I was looking through the folder on my desktop that holds my MS for “Chrissie Warren: Pirate Hunter” and, as luck would have it, I came across a file from 2011 called “notes on Chrissie Warren final draft.” These were notes my agent – Eddie the Agent – sent me after he read what I then naively thought was the final draft of the book.

It was, by my estimate, about the fourth draft and it had already changed quite a bit. What was so interesting to me was to see how much it has changed since then.

Most of his notes were about tightening it up. Places where I could trim a sentence. Places where half a paragraph could be trimmed with no ill effect. Or where an explanation of some obvious point could be disposed of.

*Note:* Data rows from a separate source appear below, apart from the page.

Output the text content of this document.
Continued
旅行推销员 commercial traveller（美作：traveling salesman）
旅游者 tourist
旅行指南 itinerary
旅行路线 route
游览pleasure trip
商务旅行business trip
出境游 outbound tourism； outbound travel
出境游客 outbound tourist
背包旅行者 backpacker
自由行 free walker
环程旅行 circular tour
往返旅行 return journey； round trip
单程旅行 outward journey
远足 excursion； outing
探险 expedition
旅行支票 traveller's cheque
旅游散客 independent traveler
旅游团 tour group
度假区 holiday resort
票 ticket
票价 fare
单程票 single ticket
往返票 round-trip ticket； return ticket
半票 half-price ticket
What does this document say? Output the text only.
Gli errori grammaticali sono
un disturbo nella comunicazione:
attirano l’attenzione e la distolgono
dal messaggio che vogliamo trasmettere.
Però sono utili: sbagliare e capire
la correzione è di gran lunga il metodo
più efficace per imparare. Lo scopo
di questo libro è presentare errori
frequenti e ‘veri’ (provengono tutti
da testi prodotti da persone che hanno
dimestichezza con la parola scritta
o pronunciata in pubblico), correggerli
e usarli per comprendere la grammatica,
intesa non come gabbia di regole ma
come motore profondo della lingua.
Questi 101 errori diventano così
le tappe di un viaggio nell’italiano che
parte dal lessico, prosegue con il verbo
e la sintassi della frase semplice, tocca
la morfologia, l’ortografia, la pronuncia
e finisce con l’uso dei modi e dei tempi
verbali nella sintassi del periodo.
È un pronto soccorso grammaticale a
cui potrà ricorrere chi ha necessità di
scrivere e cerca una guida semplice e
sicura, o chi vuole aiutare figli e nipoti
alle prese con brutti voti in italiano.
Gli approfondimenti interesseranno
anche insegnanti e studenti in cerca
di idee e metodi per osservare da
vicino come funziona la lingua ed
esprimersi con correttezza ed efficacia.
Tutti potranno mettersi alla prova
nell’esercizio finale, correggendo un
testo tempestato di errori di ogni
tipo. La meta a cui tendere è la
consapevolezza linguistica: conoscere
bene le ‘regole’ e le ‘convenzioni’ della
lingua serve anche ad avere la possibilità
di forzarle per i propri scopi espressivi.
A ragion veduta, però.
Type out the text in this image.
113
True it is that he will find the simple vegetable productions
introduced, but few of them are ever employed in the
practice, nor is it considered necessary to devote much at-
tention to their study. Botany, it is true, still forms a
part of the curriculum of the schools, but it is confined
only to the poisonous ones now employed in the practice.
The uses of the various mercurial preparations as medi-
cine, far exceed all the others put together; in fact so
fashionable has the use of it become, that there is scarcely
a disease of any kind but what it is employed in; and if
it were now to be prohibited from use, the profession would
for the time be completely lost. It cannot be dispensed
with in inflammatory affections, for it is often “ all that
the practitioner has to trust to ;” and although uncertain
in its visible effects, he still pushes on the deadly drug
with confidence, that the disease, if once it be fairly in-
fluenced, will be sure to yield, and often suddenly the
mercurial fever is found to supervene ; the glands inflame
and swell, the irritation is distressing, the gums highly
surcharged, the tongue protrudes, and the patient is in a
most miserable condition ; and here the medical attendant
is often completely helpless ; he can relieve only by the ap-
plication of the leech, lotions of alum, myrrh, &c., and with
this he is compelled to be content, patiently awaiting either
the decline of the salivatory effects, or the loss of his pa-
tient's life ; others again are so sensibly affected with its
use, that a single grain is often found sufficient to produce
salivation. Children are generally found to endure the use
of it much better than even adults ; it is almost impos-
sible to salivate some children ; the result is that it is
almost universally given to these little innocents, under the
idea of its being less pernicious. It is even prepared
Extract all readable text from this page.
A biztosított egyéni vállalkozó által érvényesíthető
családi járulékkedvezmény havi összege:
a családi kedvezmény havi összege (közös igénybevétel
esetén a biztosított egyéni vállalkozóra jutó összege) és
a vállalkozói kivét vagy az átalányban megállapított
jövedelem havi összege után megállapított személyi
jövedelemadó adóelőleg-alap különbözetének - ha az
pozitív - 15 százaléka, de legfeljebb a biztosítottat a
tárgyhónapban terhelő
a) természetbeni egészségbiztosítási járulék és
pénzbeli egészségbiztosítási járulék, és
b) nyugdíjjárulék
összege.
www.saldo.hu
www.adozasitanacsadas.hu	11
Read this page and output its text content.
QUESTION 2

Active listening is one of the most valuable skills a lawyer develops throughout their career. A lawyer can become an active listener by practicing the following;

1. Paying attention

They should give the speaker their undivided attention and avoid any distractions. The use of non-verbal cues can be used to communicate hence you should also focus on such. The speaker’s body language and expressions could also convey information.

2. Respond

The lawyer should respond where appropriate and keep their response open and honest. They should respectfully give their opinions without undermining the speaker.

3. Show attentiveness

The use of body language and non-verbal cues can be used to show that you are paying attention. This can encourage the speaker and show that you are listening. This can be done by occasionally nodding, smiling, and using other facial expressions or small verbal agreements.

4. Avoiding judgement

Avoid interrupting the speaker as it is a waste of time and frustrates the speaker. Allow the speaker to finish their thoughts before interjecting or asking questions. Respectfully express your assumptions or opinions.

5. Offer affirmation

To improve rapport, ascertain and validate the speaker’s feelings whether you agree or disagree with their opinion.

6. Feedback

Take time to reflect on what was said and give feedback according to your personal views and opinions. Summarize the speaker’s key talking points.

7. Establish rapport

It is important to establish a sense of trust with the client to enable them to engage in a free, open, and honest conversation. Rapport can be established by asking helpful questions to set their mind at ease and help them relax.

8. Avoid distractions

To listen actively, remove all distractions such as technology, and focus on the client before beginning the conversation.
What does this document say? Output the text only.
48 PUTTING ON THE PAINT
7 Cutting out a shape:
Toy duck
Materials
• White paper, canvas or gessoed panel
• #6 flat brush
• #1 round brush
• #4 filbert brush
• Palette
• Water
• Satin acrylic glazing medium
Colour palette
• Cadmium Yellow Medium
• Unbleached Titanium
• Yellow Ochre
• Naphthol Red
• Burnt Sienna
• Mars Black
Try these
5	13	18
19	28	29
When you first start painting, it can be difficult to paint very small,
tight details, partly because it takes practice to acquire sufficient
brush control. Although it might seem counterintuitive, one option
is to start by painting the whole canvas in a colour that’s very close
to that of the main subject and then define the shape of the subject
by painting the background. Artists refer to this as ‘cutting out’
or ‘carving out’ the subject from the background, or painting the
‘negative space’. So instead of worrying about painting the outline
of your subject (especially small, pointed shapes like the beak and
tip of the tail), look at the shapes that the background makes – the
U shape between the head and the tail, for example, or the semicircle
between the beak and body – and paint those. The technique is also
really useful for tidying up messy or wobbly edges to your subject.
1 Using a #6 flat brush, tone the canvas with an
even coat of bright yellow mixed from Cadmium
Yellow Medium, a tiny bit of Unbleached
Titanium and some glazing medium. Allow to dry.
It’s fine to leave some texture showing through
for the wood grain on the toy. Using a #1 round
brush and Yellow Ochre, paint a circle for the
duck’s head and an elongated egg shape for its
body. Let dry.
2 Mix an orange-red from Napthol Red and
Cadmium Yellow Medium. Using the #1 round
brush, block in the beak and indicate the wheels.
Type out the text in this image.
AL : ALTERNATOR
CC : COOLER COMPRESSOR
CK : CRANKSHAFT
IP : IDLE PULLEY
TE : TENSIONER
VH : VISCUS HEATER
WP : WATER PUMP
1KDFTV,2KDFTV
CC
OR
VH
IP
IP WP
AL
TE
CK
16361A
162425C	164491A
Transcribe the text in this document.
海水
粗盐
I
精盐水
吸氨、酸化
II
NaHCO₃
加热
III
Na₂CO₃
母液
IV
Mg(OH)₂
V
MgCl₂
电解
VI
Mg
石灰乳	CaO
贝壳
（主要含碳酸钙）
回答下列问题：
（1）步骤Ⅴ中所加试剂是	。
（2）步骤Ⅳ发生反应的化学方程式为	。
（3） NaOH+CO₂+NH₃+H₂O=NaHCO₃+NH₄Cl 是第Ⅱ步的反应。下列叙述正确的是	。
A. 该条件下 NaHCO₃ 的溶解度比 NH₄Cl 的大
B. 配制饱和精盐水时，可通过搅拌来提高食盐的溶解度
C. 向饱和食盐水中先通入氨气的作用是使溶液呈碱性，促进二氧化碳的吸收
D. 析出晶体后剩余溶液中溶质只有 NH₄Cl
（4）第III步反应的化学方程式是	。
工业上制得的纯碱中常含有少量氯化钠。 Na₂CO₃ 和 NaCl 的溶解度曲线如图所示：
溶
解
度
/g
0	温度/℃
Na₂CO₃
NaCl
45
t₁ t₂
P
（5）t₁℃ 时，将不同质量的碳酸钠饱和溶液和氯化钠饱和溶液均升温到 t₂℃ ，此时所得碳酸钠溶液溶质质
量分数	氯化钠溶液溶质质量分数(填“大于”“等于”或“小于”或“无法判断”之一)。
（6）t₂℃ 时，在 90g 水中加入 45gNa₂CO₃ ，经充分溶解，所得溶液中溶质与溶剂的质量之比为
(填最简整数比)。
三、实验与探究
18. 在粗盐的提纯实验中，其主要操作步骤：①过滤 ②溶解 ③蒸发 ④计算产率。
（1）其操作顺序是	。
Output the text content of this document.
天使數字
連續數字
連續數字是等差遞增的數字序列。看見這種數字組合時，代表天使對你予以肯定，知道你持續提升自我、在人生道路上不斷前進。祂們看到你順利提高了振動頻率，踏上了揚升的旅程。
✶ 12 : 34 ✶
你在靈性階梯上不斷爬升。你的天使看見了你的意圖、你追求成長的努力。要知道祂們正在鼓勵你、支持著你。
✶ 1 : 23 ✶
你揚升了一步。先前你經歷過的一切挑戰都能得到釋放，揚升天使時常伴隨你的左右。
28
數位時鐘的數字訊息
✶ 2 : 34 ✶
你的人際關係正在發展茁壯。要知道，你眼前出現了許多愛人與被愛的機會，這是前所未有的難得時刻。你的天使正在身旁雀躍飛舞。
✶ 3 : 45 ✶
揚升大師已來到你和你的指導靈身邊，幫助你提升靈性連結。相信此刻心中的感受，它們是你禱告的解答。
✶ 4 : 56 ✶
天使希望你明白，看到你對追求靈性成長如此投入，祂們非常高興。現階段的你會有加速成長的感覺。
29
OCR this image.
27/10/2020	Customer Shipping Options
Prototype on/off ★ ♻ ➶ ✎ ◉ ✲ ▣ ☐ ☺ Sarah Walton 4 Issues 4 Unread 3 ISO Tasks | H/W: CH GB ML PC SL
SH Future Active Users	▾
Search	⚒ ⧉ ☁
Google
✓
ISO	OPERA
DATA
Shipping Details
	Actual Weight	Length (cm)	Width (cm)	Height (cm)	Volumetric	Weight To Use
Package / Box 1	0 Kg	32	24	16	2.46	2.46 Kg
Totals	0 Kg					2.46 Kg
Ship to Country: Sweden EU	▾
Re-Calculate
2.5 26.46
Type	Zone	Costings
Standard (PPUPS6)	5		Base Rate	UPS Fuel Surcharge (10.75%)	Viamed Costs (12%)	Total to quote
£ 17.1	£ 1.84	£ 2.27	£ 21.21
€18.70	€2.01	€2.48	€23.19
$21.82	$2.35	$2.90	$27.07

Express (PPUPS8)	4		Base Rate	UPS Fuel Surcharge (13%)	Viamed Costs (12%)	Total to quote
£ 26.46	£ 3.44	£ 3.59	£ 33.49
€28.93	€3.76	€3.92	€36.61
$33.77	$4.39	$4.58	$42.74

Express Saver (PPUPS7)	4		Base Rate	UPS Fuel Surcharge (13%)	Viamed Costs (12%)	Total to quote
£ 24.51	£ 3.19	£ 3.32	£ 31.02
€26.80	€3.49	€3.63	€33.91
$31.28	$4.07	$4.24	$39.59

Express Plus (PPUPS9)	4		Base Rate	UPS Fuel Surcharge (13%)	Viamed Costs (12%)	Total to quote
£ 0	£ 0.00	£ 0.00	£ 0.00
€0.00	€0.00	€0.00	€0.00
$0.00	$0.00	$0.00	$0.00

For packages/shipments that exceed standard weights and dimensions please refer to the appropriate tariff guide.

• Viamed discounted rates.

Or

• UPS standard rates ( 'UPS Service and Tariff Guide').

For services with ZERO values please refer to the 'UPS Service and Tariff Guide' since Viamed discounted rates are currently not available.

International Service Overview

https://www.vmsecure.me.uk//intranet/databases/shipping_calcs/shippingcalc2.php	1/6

And places where the story meandered off in a direction that just didn’t need to happen. Some action or thing that didn’t advance the story. For instance (spoiler alert!) when Chrissie’s ship arrives in Nevis, in the original version it took about three days before she and her friends left the ship. In the version that will go on sale soon, the ship arrives in port in the morning and they’re gone that night. I liked some of the stuff that used to be there, there were a couple of fun new characters introduced and a nice picture of shipboard life. But it dawdled – there’s no other words for it. The action didn’t go anywhere, the characters, while colorful, had nothing to do with the story. It dawdled.

In the rewrites that followed – and I do remember bleeding over this for the better part of a week – I telescoped it from three days in five chapters to one day and one chapter. And “telescoped” is a polite word. I beat it, hacked at it, agonized over every word. The version I’m about to introduce to the world is almost 8,000 words shorter than the version Eddie the Agent commented on, about 10 percent.

I knew that’s what I had to do to keep the pace up.

Pace. The whole thing can’t go at breakneck speed (that’s one of my biggest problems with “The Da Vinci Code.” It would just be impossible to do all they did in such a little amount of time. Don’t they ever sleep? Go to the bathroom?) But you need to be aware of the pace. It has to build, then relax slightly, build more … Each jump in the pace raising the stakes a little more, like each wave reaching a little higher up the beach as the tide comes in. And then, once you really get going, it just becomes relentless.

The original version of “Chrissie,” the very first bits of the first draft (which as near as I can tell no longer exist anywhere) was very, very different. The family was different. The situation different. And most importantly, it took forever for her to decide to go to sea, which is the turning point and needs to come in the first quarter of the story. There were some really nice scene in there. One scene – long gone – involved Chrissie walking to one of the big houses in Hampton, looking for a position on the kitchen staff. On the one hand, it really illustrated the conundrum she faced and the choice she had to make. I thought it was a well-written scene. On the other hand, it was too damn long and too much of a detour to the story. Who cares about the condition of scullery maids in 18th century Virginia? Just get to the damn pirates!

Serve the story. That’s the only rule. Serve the story. Or, as Sir Arthur Quiller-Couch said, whenever you feel compelled to commit a particularly fine bit of writing, whenever you find yourself oohing and aahing over your prose, go ahead and give in to it. Write it, get it out of your system. Then, delete it. That’s what the rewrites are for. Or in Sir Arthur’s words, “Murder your darlings.” The best prose is something you don’t really notice. Good prose doesn’t exist for its own merits. That’s called showing off. It exists to move the story from your brain as directly as possible into the reader’s. The story is the only thing that matters. You, as the author, matter not at all.

It was kind of fun looking back over that old version of the story, but I don’t regret the changes I’ve made. It’s better now. A better story. I think readers will like it a lot.